Because the U.S. auto industry is so tied to Japanese production plants, the electronic part shortage is expected to cause Toyota, Nissan and even General Motors to temporarily close about a dozen U.S. auto plants.
Employees are expected to be temporarily laid off until the Japanese auto plant closures are reversed. Even though they may be rehired in a few months, the employees could be entitled to unemployment benefits.
Unemployment benefits are part of state-run programs, meaning that eligibility for a temporary layoff, such as with the auto plant closures, is state-dependent.
Some states make a distinction between a temporary layoff, while others just consider it to be long-term unemployment.

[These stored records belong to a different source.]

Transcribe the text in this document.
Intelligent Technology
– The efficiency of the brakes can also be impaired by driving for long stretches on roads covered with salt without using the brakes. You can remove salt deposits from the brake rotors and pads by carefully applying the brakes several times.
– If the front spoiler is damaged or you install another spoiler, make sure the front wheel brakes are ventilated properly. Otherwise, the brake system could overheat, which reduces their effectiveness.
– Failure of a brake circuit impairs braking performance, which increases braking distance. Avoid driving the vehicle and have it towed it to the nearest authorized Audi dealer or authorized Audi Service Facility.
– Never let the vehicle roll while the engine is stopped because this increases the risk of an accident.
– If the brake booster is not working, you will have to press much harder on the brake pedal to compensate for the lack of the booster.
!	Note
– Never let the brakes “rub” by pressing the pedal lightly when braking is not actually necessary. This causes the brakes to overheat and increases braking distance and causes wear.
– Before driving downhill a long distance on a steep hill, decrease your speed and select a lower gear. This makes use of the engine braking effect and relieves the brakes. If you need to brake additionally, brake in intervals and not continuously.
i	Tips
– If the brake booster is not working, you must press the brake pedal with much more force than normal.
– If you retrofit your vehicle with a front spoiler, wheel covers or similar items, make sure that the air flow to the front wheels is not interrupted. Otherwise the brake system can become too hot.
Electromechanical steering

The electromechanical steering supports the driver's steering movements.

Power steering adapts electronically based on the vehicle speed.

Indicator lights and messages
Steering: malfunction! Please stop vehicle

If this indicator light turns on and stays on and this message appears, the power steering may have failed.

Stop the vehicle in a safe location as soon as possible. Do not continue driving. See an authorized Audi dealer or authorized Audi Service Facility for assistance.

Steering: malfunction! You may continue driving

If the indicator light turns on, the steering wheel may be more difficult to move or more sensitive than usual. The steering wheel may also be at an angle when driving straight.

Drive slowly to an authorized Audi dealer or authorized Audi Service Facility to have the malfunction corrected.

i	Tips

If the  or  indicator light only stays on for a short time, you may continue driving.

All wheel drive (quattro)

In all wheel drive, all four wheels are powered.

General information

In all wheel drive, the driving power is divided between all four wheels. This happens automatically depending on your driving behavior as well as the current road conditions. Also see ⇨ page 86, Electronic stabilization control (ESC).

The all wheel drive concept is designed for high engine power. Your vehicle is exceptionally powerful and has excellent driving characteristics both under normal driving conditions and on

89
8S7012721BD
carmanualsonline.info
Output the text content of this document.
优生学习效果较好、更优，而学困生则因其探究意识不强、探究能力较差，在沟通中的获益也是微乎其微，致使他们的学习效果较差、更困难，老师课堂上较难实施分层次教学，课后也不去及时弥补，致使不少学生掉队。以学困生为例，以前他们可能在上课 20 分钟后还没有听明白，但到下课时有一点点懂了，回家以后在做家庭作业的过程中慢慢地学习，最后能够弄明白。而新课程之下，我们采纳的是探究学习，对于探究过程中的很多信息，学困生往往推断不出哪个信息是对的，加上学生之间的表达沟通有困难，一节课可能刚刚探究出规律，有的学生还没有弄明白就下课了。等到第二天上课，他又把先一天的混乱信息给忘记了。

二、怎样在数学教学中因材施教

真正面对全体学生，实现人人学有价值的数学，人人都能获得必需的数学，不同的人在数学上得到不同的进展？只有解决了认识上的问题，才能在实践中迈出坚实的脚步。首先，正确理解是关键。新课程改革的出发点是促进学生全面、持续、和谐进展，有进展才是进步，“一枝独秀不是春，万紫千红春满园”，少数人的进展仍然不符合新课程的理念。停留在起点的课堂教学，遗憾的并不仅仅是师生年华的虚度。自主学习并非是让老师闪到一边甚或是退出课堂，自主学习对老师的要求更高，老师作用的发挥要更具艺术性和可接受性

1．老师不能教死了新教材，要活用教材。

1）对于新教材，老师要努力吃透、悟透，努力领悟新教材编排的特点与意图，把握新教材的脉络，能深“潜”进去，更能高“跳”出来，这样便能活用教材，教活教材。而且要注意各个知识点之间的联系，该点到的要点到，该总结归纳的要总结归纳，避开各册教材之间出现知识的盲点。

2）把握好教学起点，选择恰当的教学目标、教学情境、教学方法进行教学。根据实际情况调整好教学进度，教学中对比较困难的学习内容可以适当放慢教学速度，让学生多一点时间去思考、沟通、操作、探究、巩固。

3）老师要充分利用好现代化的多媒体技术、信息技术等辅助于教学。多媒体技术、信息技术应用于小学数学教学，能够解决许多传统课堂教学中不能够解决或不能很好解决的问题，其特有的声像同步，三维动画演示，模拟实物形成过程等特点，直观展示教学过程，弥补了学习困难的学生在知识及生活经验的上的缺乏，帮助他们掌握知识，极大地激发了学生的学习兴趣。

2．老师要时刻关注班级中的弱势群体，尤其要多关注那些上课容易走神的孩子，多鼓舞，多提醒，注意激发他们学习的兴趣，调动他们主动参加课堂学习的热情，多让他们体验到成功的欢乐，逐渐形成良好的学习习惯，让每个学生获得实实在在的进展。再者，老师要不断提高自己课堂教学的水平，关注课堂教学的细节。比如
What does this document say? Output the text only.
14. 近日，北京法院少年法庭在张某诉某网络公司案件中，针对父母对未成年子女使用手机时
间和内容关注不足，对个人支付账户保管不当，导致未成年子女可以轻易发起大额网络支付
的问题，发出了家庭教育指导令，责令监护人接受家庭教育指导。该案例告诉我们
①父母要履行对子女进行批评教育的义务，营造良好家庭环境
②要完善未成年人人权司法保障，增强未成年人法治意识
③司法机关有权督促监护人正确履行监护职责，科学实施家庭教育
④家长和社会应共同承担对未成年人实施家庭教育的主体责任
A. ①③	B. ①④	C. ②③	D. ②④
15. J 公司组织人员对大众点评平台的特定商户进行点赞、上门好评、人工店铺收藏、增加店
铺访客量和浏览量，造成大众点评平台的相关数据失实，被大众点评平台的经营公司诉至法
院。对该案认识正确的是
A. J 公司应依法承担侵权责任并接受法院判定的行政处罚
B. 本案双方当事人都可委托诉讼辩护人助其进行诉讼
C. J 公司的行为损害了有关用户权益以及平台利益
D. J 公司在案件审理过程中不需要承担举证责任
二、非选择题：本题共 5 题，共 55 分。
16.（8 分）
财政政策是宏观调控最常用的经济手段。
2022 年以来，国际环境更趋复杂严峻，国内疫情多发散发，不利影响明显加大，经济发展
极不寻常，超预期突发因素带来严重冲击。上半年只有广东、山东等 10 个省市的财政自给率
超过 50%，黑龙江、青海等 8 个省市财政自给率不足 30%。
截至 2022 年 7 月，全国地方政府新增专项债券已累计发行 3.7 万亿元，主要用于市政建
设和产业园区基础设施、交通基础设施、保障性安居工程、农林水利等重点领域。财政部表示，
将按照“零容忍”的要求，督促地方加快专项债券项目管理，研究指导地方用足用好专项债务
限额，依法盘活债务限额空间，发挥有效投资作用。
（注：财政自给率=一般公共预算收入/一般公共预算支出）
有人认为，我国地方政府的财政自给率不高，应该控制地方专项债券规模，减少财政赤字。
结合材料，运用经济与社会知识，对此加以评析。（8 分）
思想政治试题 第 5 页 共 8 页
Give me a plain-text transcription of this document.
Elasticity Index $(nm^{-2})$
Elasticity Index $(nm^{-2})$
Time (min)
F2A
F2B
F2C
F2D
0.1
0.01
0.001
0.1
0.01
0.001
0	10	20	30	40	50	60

If a state has temporary layoff benefits, there is usually a maximum amount of time that a person can be laid off. It could be as little as six weeks, or as long as a few months. Either way, it requires a definite rehiring date.
If there is no definite rehiring date, or the state does not distinguish, a temporarily laid off employee is likely entitled to standard unemployment benefits subject to all applicable rules.
Most states are currently having issues meeting unemployment benefit demands, with long processing periods. Because the impending auto plant closures, and most temporary layoffs, tend to resolve themselves in a matter of a few months, it's possible that an application won't be processed until back at work.
If this is the case, it is still wise to apply for unemployment benefits, as benefits generally begin when an application is filed, entitling the victim of a temporary layoff to back payments.